A Scrum Team must have at least one Release Sprint. ?
If the other Sprints were planned without the intention of effecting a release, would they really be Sprints at all? How would empirical process control be established?
If there is a release sprint in later future, what would the impact be on the feedback loop?
Ok, to be very literal
A Scrum Team must have at least one Release Sprint.
YES, absolutely each Scrum Team must have at least one Release Sprint. Otherwise what is the point of actually doing any work if you never release it.

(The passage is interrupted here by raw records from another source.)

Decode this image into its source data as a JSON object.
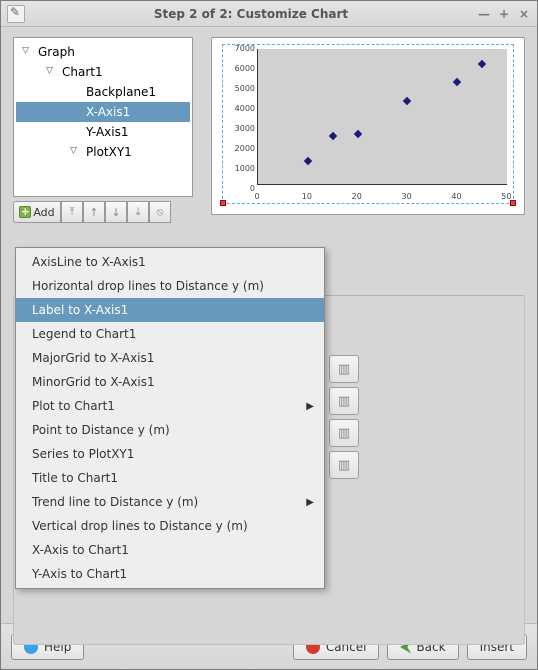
{
  "window": {
    "title": "Step 2 of 2: Customize Chart"
  },
  "tree": {
    "items": [
      {
        "label": "Graph",
        "indent": 1,
        "twisty": "▽",
        "selected": false
      },
      {
        "label": "Chart1",
        "indent": 2,
        "twisty": "▽",
        "selected": false
      },
      {
        "label": "Backplane1",
        "indent": 3,
        "twisty": "",
        "selected": false
      },
      {
        "label": "X-Axis1",
        "indent": 3,
        "twisty": "",
        "selected": true
      },
      {
        "label": "Y-Axis1",
        "indent": 3,
        "twisty": "",
        "selected": false
      },
      {
        "label": "PlotXY1",
        "indent": 3,
        "twisty": "▽",
        "selected": false
      }
    ]
  },
  "toolbar": {
    "add_label": "Add"
  },
  "menu": {
    "items": [
      {
        "label": "AxisLine to X-Axis1",
        "submenu": false,
        "selected": false
      },
      {
        "label": "Horizontal drop lines to Distance y (m)",
        "submenu": false,
        "selected": false
      },
      {
        "label": "Label to X-Axis1",
        "submenu": false,
        "selected": true
      },
      {
        "label": "Legend to Chart1",
        "submenu": false,
        "selected": false
      },
      {
        "label": "MajorGrid to X-Axis1",
        "submenu": false,
        "selected": false
      },
      {
        "label": "MinorGrid to X-Axis1",
        "submenu": false,
        "selected": false
      },
      {
        "label": "Plot to Chart1",
        "submenu": true,
        "selected": false
      },
      {
        "label": "Point to Distance y (m)",
        "submenu": false,
        "selected": false
      },
      {
        "label": "Series to PlotXY1",
        "submenu": false,
        "selected": false
      },
      {
        "label": "Title to Chart1",
        "submenu": false,
        "selected": false
      },
      {
        "label": "Trend line to Distance y (m)",
        "submenu": true,
        "selected": false
      },
      {
        "label": "Vertical drop lines to Distance y (m)",
        "submenu": false,
        "selected": false
      },
      {
        "label": "X-Axis to Chart1",
        "submenu": false,
        "selected": false
      },
      {
        "label": "Y-Axis to Chart1",
        "submenu": false,
        "selected": false
      }
    ]
  },
  "buttons": {
    "help": "Help",
    "cancel": "Cancel",
    "back": "Back",
    "insert": "Insert"
  },
  "chart_data": {
    "type": "scatter",
    "x": [
      10,
      15,
      20,
      30,
      40,
      45
    ],
    "y": [
      1200,
      2500,
      2600,
      4300,
      5300,
      6200
    ],
    "xlabel": "",
    "ylabel": "",
    "xlim": [
      0,
      50
    ],
    "ylim": [
      0,
      7000
    ],
    "xticks": [
      0,
      10,
      20,
      30,
      40,
      50
    ],
    "yticks": [
      0,
      1000,
      2000,
      3000,
      4000,
      5000,
      6000,
      7000
    ]
  }
}
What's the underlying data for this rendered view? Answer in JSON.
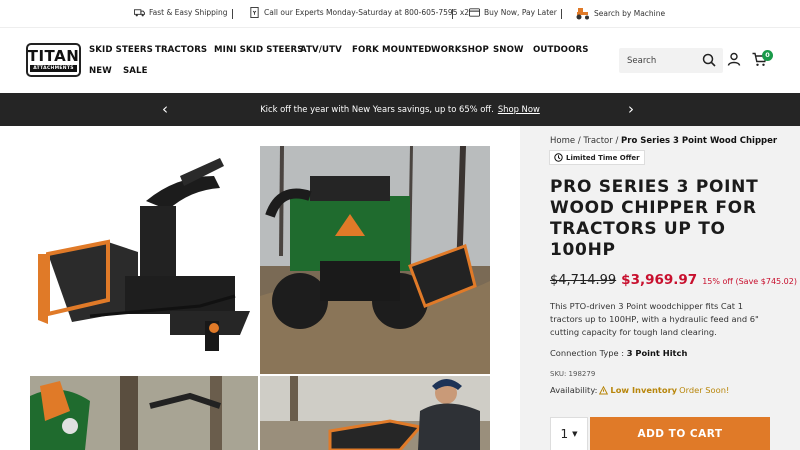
{
  "utility": {
    "shipping": "Fast & Easy Shipping",
    "experts": "Call our Experts Monday-Saturday at 800-605-7595 x2",
    "financing": "Buy Now, Pay Later",
    "machine": "Search by Machine"
  },
  "logo": {
    "main": "TITAN",
    "sub": "ATTACHMENTS"
  },
  "nav": {
    "items": [
      "SKID STEERS",
      "TRACTORS",
      "MINI SKID STEERS",
      "ATV/UTV",
      "FORK MOUNTED",
      "WORKSHOP",
      "SNOW",
      "OUTDOORS",
      "NEW",
      "SALE"
    ]
  },
  "search": {
    "placeholder": "Search"
  },
  "cart": {
    "count": "0"
  },
  "promo": {
    "text": "Kick off the year with New Years savings, up to 65% off.",
    "link": "Shop Now",
    "prev": "‹",
    "next": "›"
  },
  "product": {
    "breadcrumb_home": "Home",
    "breadcrumb_sep1": "/",
    "breadcrumb_cat": "Tractor",
    "breadcrumb_sep2": "/",
    "breadcrumb_current": "Pro Series 3 Point Wood Chipper",
    "badge": "Limited Time Offer",
    "title": "PRO SERIES 3 POINT WOOD CHIPPER FOR TRACTORS UP TO 100HP",
    "old_price": "$4,714.99",
    "new_price": "$3,969.97",
    "savings": "15% off (Save $745.02)",
    "description": "This PTO-driven 3 Point woodchipper fits Cat 1 tractors up to 100HP, with a hydraulic feed and 6\" cutting capacity for tough land clearing.",
    "connection_label": "Connection Type :",
    "connection_value": "3 Point Hitch",
    "sku": "SKU: 198279",
    "availability_label": "Availability:",
    "availability_status": "Low Inventory",
    "availability_note": "Order Soon!",
    "quantity": "1",
    "add_to_cart": "ADD TO CART"
  },
  "colors": {
    "promo_bg": "#252525",
    "sale_red": "#c8102e",
    "cta_orange": "#e07a28",
    "badge_green": "#1a9a4a",
    "warning_gold": "#b8860b"
  }
}
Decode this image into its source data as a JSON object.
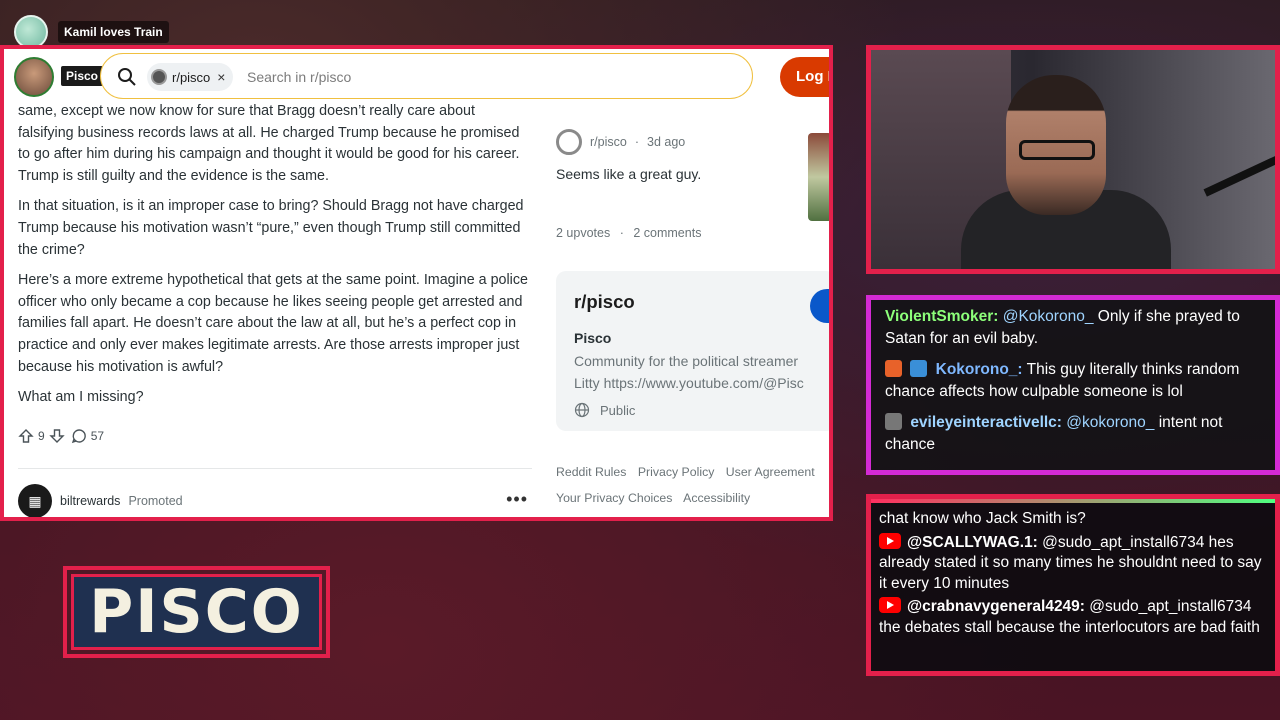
{
  "notice": {
    "text": "Kamil loves Train"
  },
  "browser": {
    "channel_tag": "Pisco",
    "search": {
      "chip": "r/pisco",
      "chip_close": "×",
      "placeholder": "Search in r/pisco"
    },
    "login_label": "Log I",
    "post": {
      "paragraphs": [
        "same, except we now know for sure that Bragg doesn’t really care about falsifying business records laws at all. He charged Trump because he promised to go after him during his campaign and thought it would be good for his career. Trump is still guilty and the evidence is the same.",
        "In that situation, is it an improper case to bring? Should Bragg not have charged Trump because his motivation wasn’t “pure,” even though Trump still committed the crime?",
        "Here’s a more extreme hypothetical that gets at the same point. Imagine a police officer who only became a cop because he likes seeing people get arrested and families fall apart. He doesn’t care about the law at all, but he’s a perfect cop in practice and only ever makes legitimate arrests. Are those arrests improper just because his motivation is awful?",
        "What am I missing?"
      ],
      "upvotes": "9",
      "comments": "57"
    },
    "promo": {
      "name": "biltrewards",
      "tag": "Promoted",
      "more": "•••"
    },
    "related": {
      "subreddit": "r/pisco",
      "time": "3d ago",
      "text": "Seems like a great guy.",
      "upvotes": "2 upvotes",
      "dot": "·",
      "comments": "2 comments"
    },
    "sub_card": {
      "title": "r/pisco",
      "name": "Pisco",
      "description_1": "Community for the political streamer",
      "description_2": "Litty https://www.youtube.com/@Pisc",
      "visibility": "Public"
    },
    "footer_links": [
      "Reddit Rules",
      "Privacy Policy",
      "User Agreement",
      "Your Privacy Choices",
      "Accessibility"
    ]
  },
  "twitch_chat": [
    {
      "user": "ViolentSmoker:",
      "user_color": "#8dff7a",
      "mention": "@Kokorono_",
      "text": " Only if she prayed to Satan for an evil baby."
    },
    {
      "user": "Kokorono_:",
      "user_color": "#7fb8ff",
      "mention": "",
      "text": " This guy literally thinks random chance affects how culpable someone is lol"
    },
    {
      "user": "evileyeinteractivellc:",
      "user_color": "#9fd4ff",
      "mention": "@kokorono_",
      "text": " intent not chance"
    }
  ],
  "youtube_chat": {
    "first_line": "chat know who Jack Smith is?",
    "messages": [
      {
        "user": "@SCALLYWAG.1:",
        "text": " @sudo_apt_install6734 hes already stated it so many times he shouldnt need to say it every 10 minutes"
      },
      {
        "user": "@crabnavygeneral4249:",
        "text": " @sudo_apt_install6734 the debates stall because the interlocutors are bad faith"
      }
    ]
  },
  "logo": {
    "text": "PISCO"
  },
  "colors": {
    "frame_red": "#e3204b",
    "frame_magenta": "#d42ad4",
    "reddit_orange": "#d93a00"
  }
}
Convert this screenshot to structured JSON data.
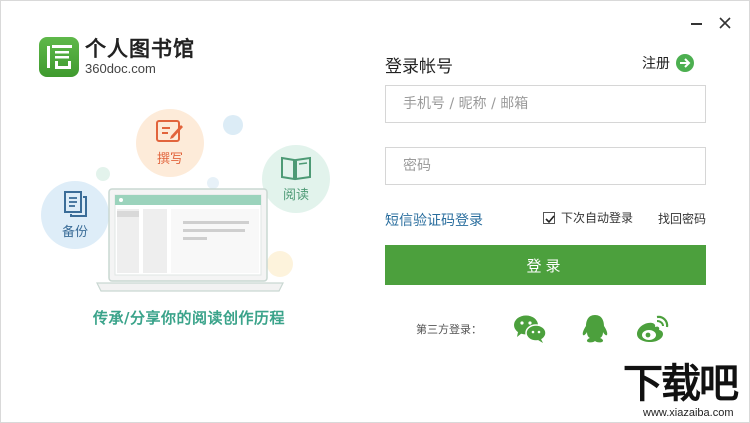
{
  "window": {
    "minimize_icon": "minimize-icon",
    "close_icon": "close-icon"
  },
  "logo": {
    "title": "个人图书馆",
    "url": "360doc.com",
    "brand_color": "#4ca03d"
  },
  "features": {
    "write": {
      "label": "撰写",
      "icon": "edit-icon",
      "color": "#e2643c"
    },
    "read": {
      "label": "阅读",
      "icon": "book-icon",
      "color": "#4d9a75"
    },
    "backup": {
      "label": "备份",
      "icon": "document-copy-icon",
      "color": "#3b6d98"
    }
  },
  "slogan": "传承/分享你的阅读创作历程",
  "login": {
    "title": "登录帐号",
    "register_label": "注册",
    "account_placeholder": "手机号 / 昵称 / 邮箱",
    "password_placeholder": "密码",
    "sms_login": "短信验证码登录",
    "auto_login_label": "下次自动登录",
    "auto_login_checked": true,
    "forgot_password": "找回密码",
    "submit_label": "登录",
    "third_party_label": "第三方登录：",
    "third_party": [
      "wechat-icon",
      "qq-icon",
      "weibo-icon"
    ],
    "accent_color": "#4ca03d"
  },
  "watermark": {
    "text": "下载吧",
    "url": "www.xiazaiba.com"
  }
}
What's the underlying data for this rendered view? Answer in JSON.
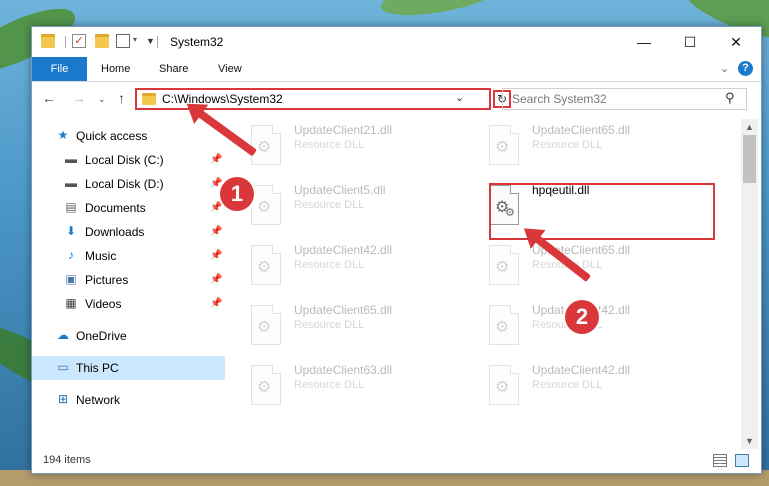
{
  "window": {
    "title": "System32"
  },
  "titlebar": {
    "minimize": "—",
    "maximize": "☐",
    "close": "✕"
  },
  "ribbon": {
    "tabs": [
      {
        "label": "File"
      },
      {
        "label": "Home"
      },
      {
        "label": "Share"
      },
      {
        "label": "View"
      }
    ]
  },
  "nav": {
    "address": "C:\\Windows\\System32",
    "search_placeholder": "Search System32"
  },
  "sidebar": {
    "items": [
      {
        "label": "Quick access"
      },
      {
        "label": "Local Disk (C:)"
      },
      {
        "label": "Local Disk (D:)"
      },
      {
        "label": "Documents"
      },
      {
        "label": "Downloads"
      },
      {
        "label": "Music"
      },
      {
        "label": "Pictures"
      },
      {
        "label": "Videos"
      },
      {
        "label": "OneDrive"
      },
      {
        "label": "This PC"
      },
      {
        "label": "Network"
      }
    ]
  },
  "files": [
    {
      "name": "UpdateClient21.dll",
      "type": "Resource DLL"
    },
    {
      "name": "UpdateClient65.dll",
      "type": "Resource DLL"
    },
    {
      "name": "UpdateClient5.dll",
      "type": "Resource DLL"
    },
    {
      "name": "hpqeutil.dll",
      "type": ""
    },
    {
      "name": "UpdateClient42.dll",
      "type": "Resource DLL"
    },
    {
      "name": "UpdateClient65.dll",
      "type": "Resource DLL"
    },
    {
      "name": "UpdateClient65.dll",
      "type": "Resource DLL"
    },
    {
      "name": "UpdateClient42.dll",
      "type": "Resource DLL"
    },
    {
      "name": "UpdateClient63.dll",
      "type": "Resource DLL"
    },
    {
      "name": "UpdateClient42.dll",
      "type": "Resource DLL"
    }
  ],
  "status": {
    "item_count": "194 items"
  },
  "annotations": {
    "step1": "1",
    "step2": "2",
    "color": "#d9373a"
  }
}
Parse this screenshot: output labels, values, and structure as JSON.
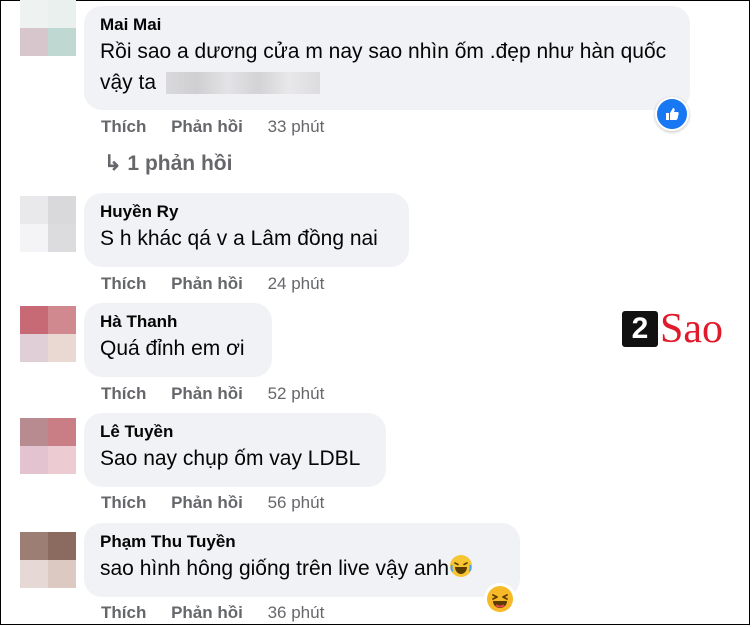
{
  "actions": {
    "like": "Thích",
    "reply": "Phản hồi"
  },
  "comments": [
    {
      "name": "Mai Mai",
      "text": "Rồi sao a dương cửa m nay sao nhìn ốm .đẹp như hàn quốc vậy ta",
      "time": "33 phút",
      "reaction": "like-icon"
    },
    {
      "name": "Huyền Ry",
      "text": "S h khác qá v a Lâm đồng nai",
      "time": "24 phút"
    },
    {
      "name": "Hà Thanh",
      "text": "Quá đỉnh em ơi",
      "time": "52 phút"
    },
    {
      "name": "Lê Tuyền",
      "text": "Sao nay chụp ốm vay LDBL",
      "time": "56 phút"
    },
    {
      "name": "Phạm Thu Tuyền",
      "text": "sao hình hông giống trên live vậy anh",
      "time": "36 phút",
      "reaction": "haha-icon"
    }
  ],
  "replies_label": "↳ 1 phản hồi",
  "watermark": {
    "number": "2",
    "word": "Sao"
  },
  "colors": {
    "bubble": "#f0f2f5",
    "secondary_text": "#65676b",
    "like_blue": "#1877f2",
    "logo_red": "#e0192b"
  }
}
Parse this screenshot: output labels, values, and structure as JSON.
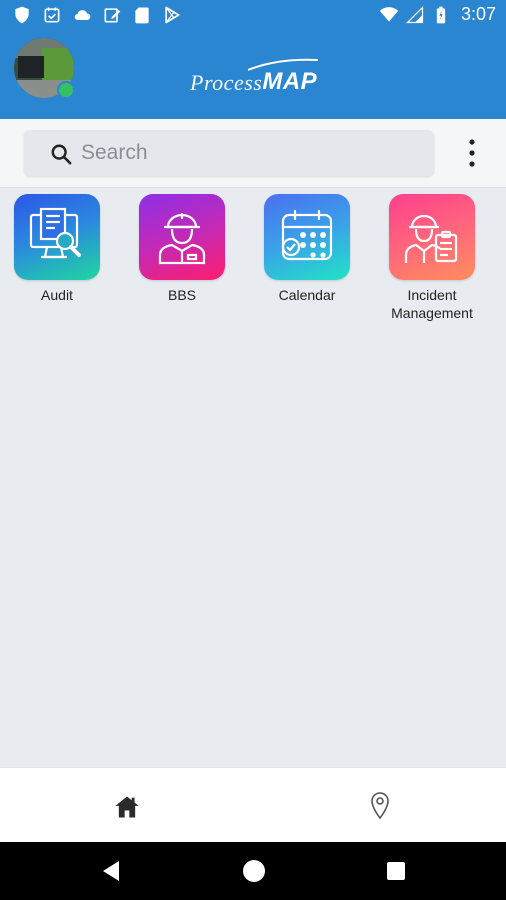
{
  "status_bar": {
    "time": "3:07",
    "left_icons": [
      "shield-icon",
      "calendar-check-icon",
      "cloud-icon",
      "edit-note-icon",
      "sd-card-icon",
      "play-store-icon"
    ],
    "right_icons": [
      "wifi-icon",
      "signal-icon",
      "battery-icon"
    ]
  },
  "header": {
    "logo_text_1": "Process",
    "logo_text_2": "MAP",
    "brand_color": "#2a86d0"
  },
  "search": {
    "placeholder": "Search"
  },
  "apps": [
    {
      "label": "Audit",
      "icon": "audit-icon",
      "gradient": [
        "#2d5be3",
        "#1fd3a0"
      ]
    },
    {
      "label": "BBS",
      "icon": "worker-icon",
      "gradient": [
        "#8a2be2",
        "#ff1e7a"
      ]
    },
    {
      "label": "Calendar",
      "icon": "calendar-icon",
      "gradient": [
        "#3e7cf0",
        "#20e0c8"
      ]
    },
    {
      "label": "Incident",
      "label2": "Management",
      "icon": "incident-worker-icon",
      "gradient": [
        "#ff4f8a",
        "#ff8a5a"
      ]
    }
  ],
  "bottom_nav": {
    "items": [
      "home-icon",
      "location-pin-icon"
    ]
  },
  "system_nav": {
    "items": [
      "back-button",
      "home-button",
      "recents-button"
    ]
  }
}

Now to be picky. I am not entirely sure what you mean by "Release Sprint" but it sounds to me like you want to plan a sprint that is totally dedicated to pushing something to a production environment or posting an update to the mobile application stores. To that I say no. Each Sprint is to deliver a potentially releasable increment. If you have not done all of the preparations needed to push that increment to respective production environments, is it potentially releasable? Planning an entire release for this activity really sounds like a hold over from waterfall.
In my practice we have special release Sprint. Yes, I understand it is not correct, it is violating of Scrum rules :) but it is a reality. I guess the majority of Scrum Teams have special Release Sprint (they may even not accept it)
I guess the majority of Scrum Teams have special Release Sprint
Alfredo, I wholeheartedly disagree with your assertion that most Scrum Teams employ a "Release" sprint. That is simply a false statement.
What you are practicing by employing a Release sprint is more than a violation of Scrum rules, it is simply not Scrum. Scrum is founded on Empiricism. Without the ability to release to the end-user at the end of every sprint, you have no Empirical control.
Per the Scrum Guide:
"The heart of Scrum is a Sprint, a time-box of one month or less during which a "Done", useable, and potentially releasable product Increment is created."
"Scrum’s roles, events, artifacts, and rules are immutable and although implementing only parts of Scrum is possible, the result is not Scrum."